Lv Juanxiu, Mao Caiping, Zhu Liyan, Zhang Hong, Pengpeng Hui, Xu Feichao, Liu Yujuan, Zhang Lubo, Xu Zhice
Perinatal Research Laboratory, Soochow University School of Medicine, Suzhou, China.
Neurotoxicology. 2008 Jul;29(4):722-6. doi: 10.1016/j.neuro.2008.04.015. Epub 2008 May 2.
Previous studies have suggested that prenatal exposure to nicotine is associated with abnormal development in fetuses, including fetal brain damage. The present study determined the effect of maternal administration of nicotine during different gestational periods on brain nicotine receptor subunits in fetal rats. Subcutaneous injections of nicotine in maternal rats from the early and middle gestation decreased fetal blood PO2, increased fetal blood PCO2 and hemoglobin, and decreased fetal brain weight. The nicotinic acetylcholine receptor (nAChRs) mRNA abundance in the fetal brain was significantly changed by prenatal treatment with nicotine during pregnancy. Fetal alpha2, alpha4, alpha7, and beta2 units were significantly increased in the brain by prenatal exposure to nicotine in rat fetuses. However, the expression of mRNA of fetal brain alpha3, alpha5, beta3, and beta4 units were not changed. The results showed that prenatal nicotine can change the development of both alpha and beta subunits of nAChRs in the fetal brain at gene level in association with restriction of fetal brain growth and in utero hypoxia.

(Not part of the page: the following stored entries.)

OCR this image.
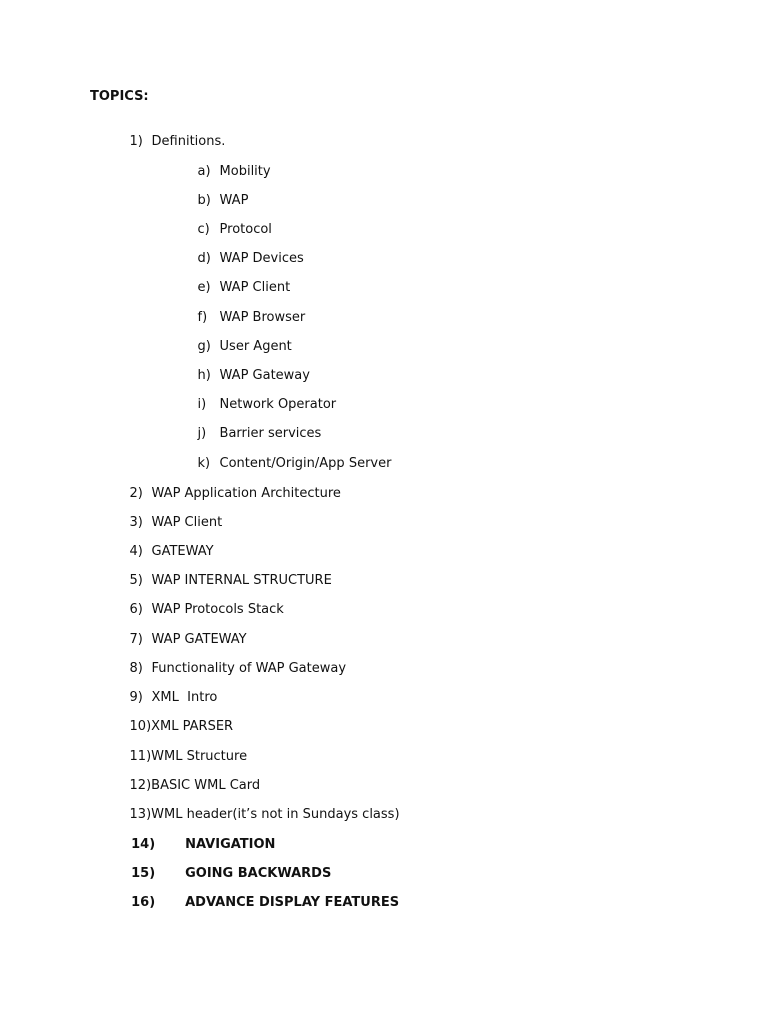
TOPICS:

1) Definitions.

a) Mobility

b) WAP

c) Protocol

d) WAP Devices

e) WAP Client

f) WAP Browser

g) User Agent

h) WAP Gateway

i) Network Operator

j) Barrier services

k) Content/Origin/App Server

2) WAP Application Architecture

3) WAP Client

4) GATEWAY

5) WAP INTERNAL STRUCTURE

6) WAP Protocols Stack

7) WAP GATEWAY

8) Functionality of WAP Gateway

9) XML  Intro

10)XML PARSER

11)WML Structure

12)BASIC WML Card

13)WML header(it’s not in Sundays class)

14) NAVIGATION

15) GOING BACKWARDS

16) ADVANCE DISPLAY FEATURES
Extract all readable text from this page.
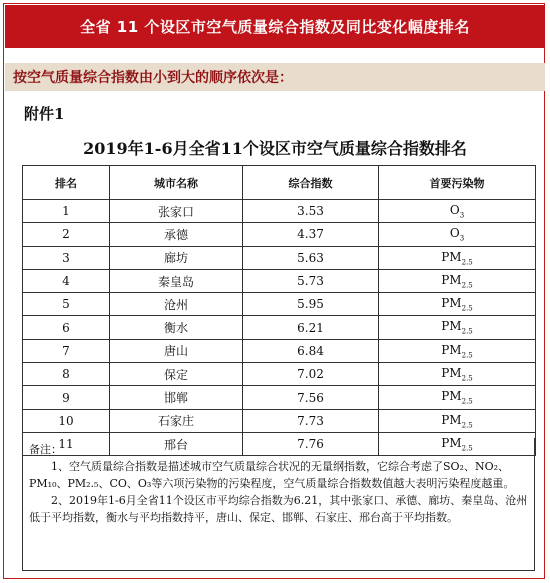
全省 11 个设区市空气质量综合指数及同比变化幅度排名
按空气质量综合指数由小到大的顺序依次是：
附件1
2019年1-6月全省11个设区市空气质量综合指数排名
排名	城市名称	综合指数	首要污染物
1	张家口	3.53	$O_3$
2	承德	4.37	$O_3$
3	廊坊	5.63	$PM_{2.5}$
4	秦皇岛	5.73	$PM_{2.5}$
5	沧州	5.95	$PM_{2.5}$
6	衡水	6.21	$PM_{2.5}$
7	唐山	6.84	$PM_{2.5}$
8	保定	7.02	$PM_{2.5}$
9	邯郸	7.56	$PM_{2.5}$
10	石家庄	7.73	$PM_{2.5}$
11	邢台	7.76	$PM_{2.5}$

备注：

1、空气质量综合指数是描述城市空气质量综合状况的无量纲指数，它综合考虑了SO₂、NO₂、PM₁₀、PM₂.₅、CO、O₃等六项污染物的污染程度，空气质量综合指数数值越大表明污染程度越重。

2、2019年1-6月全省11个设区市平均综合指数为6.21，其中张家口、承德、廊坊、秦皇岛、沧州低于平均指数，衡水与平均指数持平，唐山、保定、邯郸、石家庄、邢台高于平均指数。
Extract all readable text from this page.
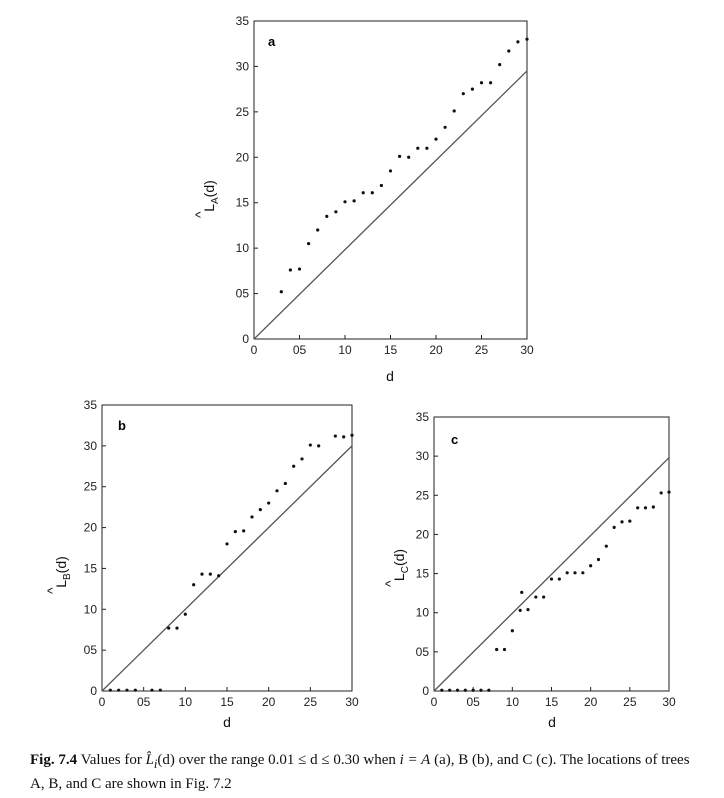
0	05	10	15	20	25	30
0
05
10
15
20
25
30
35
a
d
$L_A(d)$
^
0	05 10 15 20 25 30
0
05
10
15
20
25
30
35
b
d
$L_B(d)$
^
0 05 10 15 20 25 30
0
05
10
15
20
25
30
35
c
d
$L_C(d)$
^
Fig. 7.4 Values for $L̂_i(d)$ over the range 0.01 ≤ d ≤ 0.30 when i = A (a), B (b), and C (c). The locations of trees A, B, and C are shown in Fig. 7.2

先前的研究表明,产前暴露于尼古丁与胎儿的异常发育有关,包括胎儿脑损伤。本研究确定了母体在不同孕期给予尼古丁对胎鼠脑尼古丁受体亚基的影响。在妊娠早期和中期对母鼠进行皮下注射尼古丁,可降低胎儿血氧分压,增加胎儿血二氧化碳分压和血红蛋白含量,并降低胎儿脑重量。孕期产前给予尼古丁治疗可显著改变胎脑烟碱型乙酰胆碱受体(nAChRs)的mRNA丰度。产前暴露于尼古丁的大鼠胎儿脑中,胎儿α2、α4、α7和β2亚基显著增加。然而,胎儿脑α3、α5、β3和β4亚基的mRNA表达没有变化。结果表明,产前尼古丁可在基因水平上改变胎脑nAChRsα和β亚基的发育,这与胎儿脑生长受限和宫内缺氧有关。